I have mentioned before about how I seem to be unable to concentrate on books since the start of the pandemic. Last night, I went to bed earlier than usual, intending to try to continue with Cindy Bruchman’s second book in a series. The third one might be published this year, and I am only halfway through that second one.
This is no reflection on the story or the writing, both of which are compelling. I read the first half of the book in two sittings.
Then there was a pandemic, followed by lockdowns. And despite all the vaccinations, it continues.
At first, I thought this was a golden opportunity to read more. To really get into the TBR list of books downloaded on my Kindle Fire, and perhaps open some real books too.
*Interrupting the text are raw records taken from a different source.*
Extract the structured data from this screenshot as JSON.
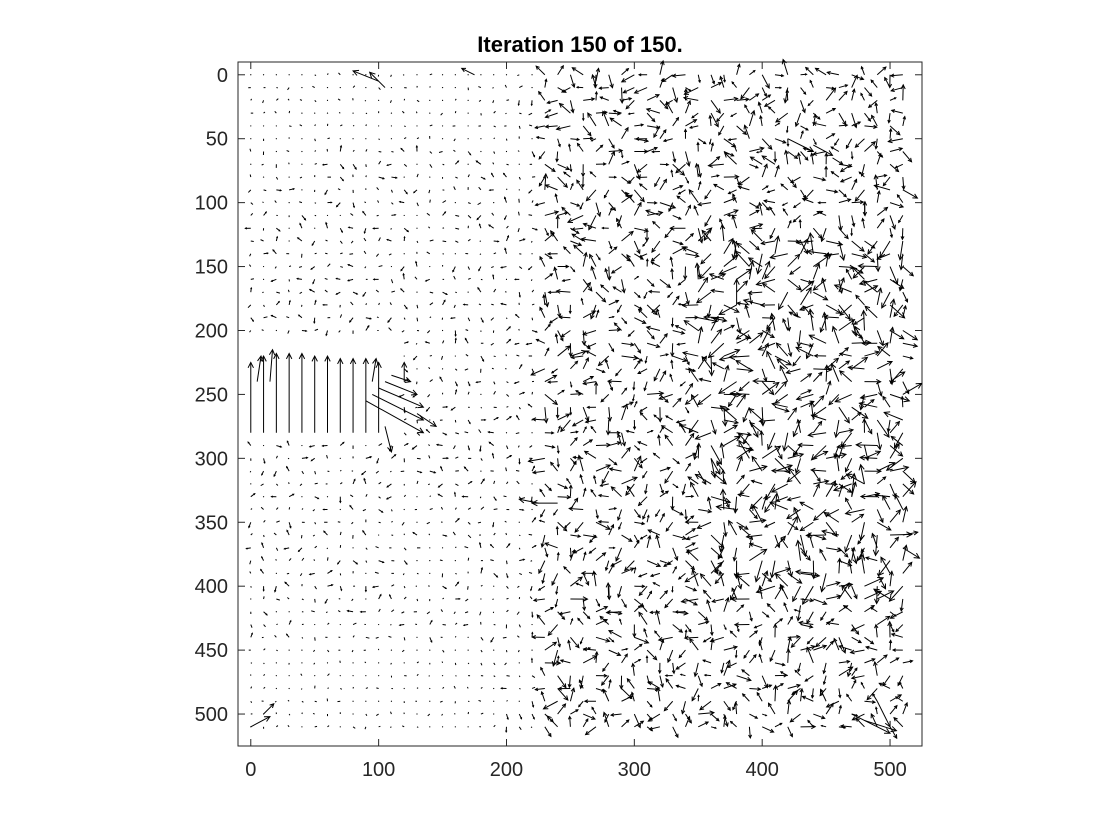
{
  "chart_data": {
    "type": "quiver",
    "title": "Iteration 150 of 150.",
    "xlabel": "",
    "ylabel": "",
    "xlim": [
      -10,
      525
    ],
    "ylim": [
      525,
      -10
    ],
    "y_reversed": true,
    "xticks": [
      0,
      100,
      200,
      300,
      400,
      500
    ],
    "yticks": [
      0,
      50,
      100,
      150,
      200,
      250,
      300,
      350,
      400,
      450,
      500
    ],
    "xtick_labels": [
      "0",
      "100",
      "200",
      "300",
      "400",
      "500"
    ],
    "ytick_labels": [
      "0",
      "50",
      "100",
      "150",
      "200",
      "250",
      "300",
      "350",
      "400",
      "450",
      "500"
    ],
    "grid": false,
    "color": "#000000",
    "vectors": [
      {
        "x": 0,
        "y": 280,
        "u": 0,
        "v": -55
      },
      {
        "x": 10,
        "y": 280,
        "u": 0,
        "v": -60
      },
      {
        "x": 20,
        "y": 280,
        "u": 0,
        "v": -62
      },
      {
        "x": 30,
        "y": 280,
        "u": 0,
        "v": -62
      },
      {
        "x": 40,
        "y": 280,
        "u": 0,
        "v": -62
      },
      {
        "x": 50,
        "y": 280,
        "u": 0,
        "v": -60
      },
      {
        "x": 60,
        "y": 280,
        "u": 0,
        "v": -60
      },
      {
        "x": 70,
        "y": 280,
        "u": 0,
        "v": -58
      },
      {
        "x": 80,
        "y": 280,
        "u": 0,
        "v": -58
      },
      {
        "x": 90,
        "y": 280,
        "u": 0,
        "v": -58
      },
      {
        "x": 100,
        "y": 280,
        "u": 0,
        "v": -55
      },
      {
        "x": 5,
        "y": 240,
        "u": 3,
        "v": -20
      },
      {
        "x": 15,
        "y": 240,
        "u": 2,
        "v": -25
      },
      {
        "x": 95,
        "y": 240,
        "u": 3,
        "v": -18
      },
      {
        "x": 90,
        "y": 255,
        "u": 45,
        "v": 25
      },
      {
        "x": 95,
        "y": 250,
        "u": 40,
        "v": 20
      },
      {
        "x": 100,
        "y": 245,
        "u": 35,
        "v": 15
      },
      {
        "x": 105,
        "y": 240,
        "u": 25,
        "v": 10
      },
      {
        "x": 110,
        "y": 235,
        "u": 15,
        "v": 5
      },
      {
        "x": 120,
        "y": 240,
        "u": 0,
        "v": -15
      },
      {
        "x": 130,
        "y": 265,
        "u": 15,
        "v": 10
      },
      {
        "x": 105,
        "y": 275,
        "u": 5,
        "v": 20
      },
      {
        "x": 225,
        "y": 335,
        "u": -15,
        "v": -3
      },
      {
        "x": 240,
        "y": 335,
        "u": -20,
        "v": 0
      },
      {
        "x": 470,
        "y": 500,
        "u": 30,
        "v": 15
      },
      {
        "x": 480,
        "y": 505,
        "u": 25,
        "v": 8
      },
      {
        "x": 490,
        "y": 490,
        "u": 10,
        "v": 20
      },
      {
        "x": 0,
        "y": 510,
        "u": 15,
        "v": -8
      },
      {
        "x": 10,
        "y": 500,
        "u": 8,
        "v": -8
      },
      {
        "x": 100,
        "y": 5,
        "u": -20,
        "v": -8
      },
      {
        "x": 105,
        "y": 10,
        "u": -12,
        "v": -12
      },
      {
        "x": 175,
        "y": 0,
        "u": -10,
        "v": -5
      },
      {
        "x": 270,
        "y": 5,
        "u": 2,
        "v": -10
      },
      {
        "x": 420,
        "y": 50,
        "u": 20,
        "v": 10
      },
      {
        "x": 440,
        "y": 55,
        "u": 15,
        "v": 8
      },
      {
        "x": 455,
        "y": 65,
        "u": 8,
        "v": 5
      },
      {
        "x": 430,
        "y": 415,
        "u": -2,
        "v": 12
      },
      {
        "x": 380,
        "y": 180,
        "u": 0,
        "v": -20
      },
      {
        "x": 360,
        "y": 300,
        "u": 3,
        "v": 15
      },
      {
        "x": 470,
        "y": 330,
        "u": 2,
        "v": -18
      },
      {
        "x": 480,
        "y": 320,
        "u": -3,
        "v": -15
      }
    ]
  }
}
But it was not to be.
Within days, I could no longer concentrate on books. I would lie in bed at night re-reading the same pages, or flicking back to a previous chapter to remind myself of why a character was in a certain situation. A year earlier, i had read over twenty books, good going for me.
Then it all stopped.
It wasn’t as if I was unduly affected by news of the pandemic at first. I wasn’t worrying about it to the extent of noticeably affecting my mood, or my sleep. I was still reading lots of blog posts every day, and writing more than ever. But when I tried to settle down in some peace and quiet to read, it didn’t happen.
It will soon be two years since I have finished a book, and that upsets me. Not only do I like to read and review books published by friends in the blogging community, I have many more that I was still routinely buying. That has also had to stop, as there is no room left on the bookshelves, and too many downloaded onto my Kindle Fire.
All I can do is to hope that this strange spell will break soon, and I will be a happy and contented reader once more.
It feels like a curse waiting to be lifted.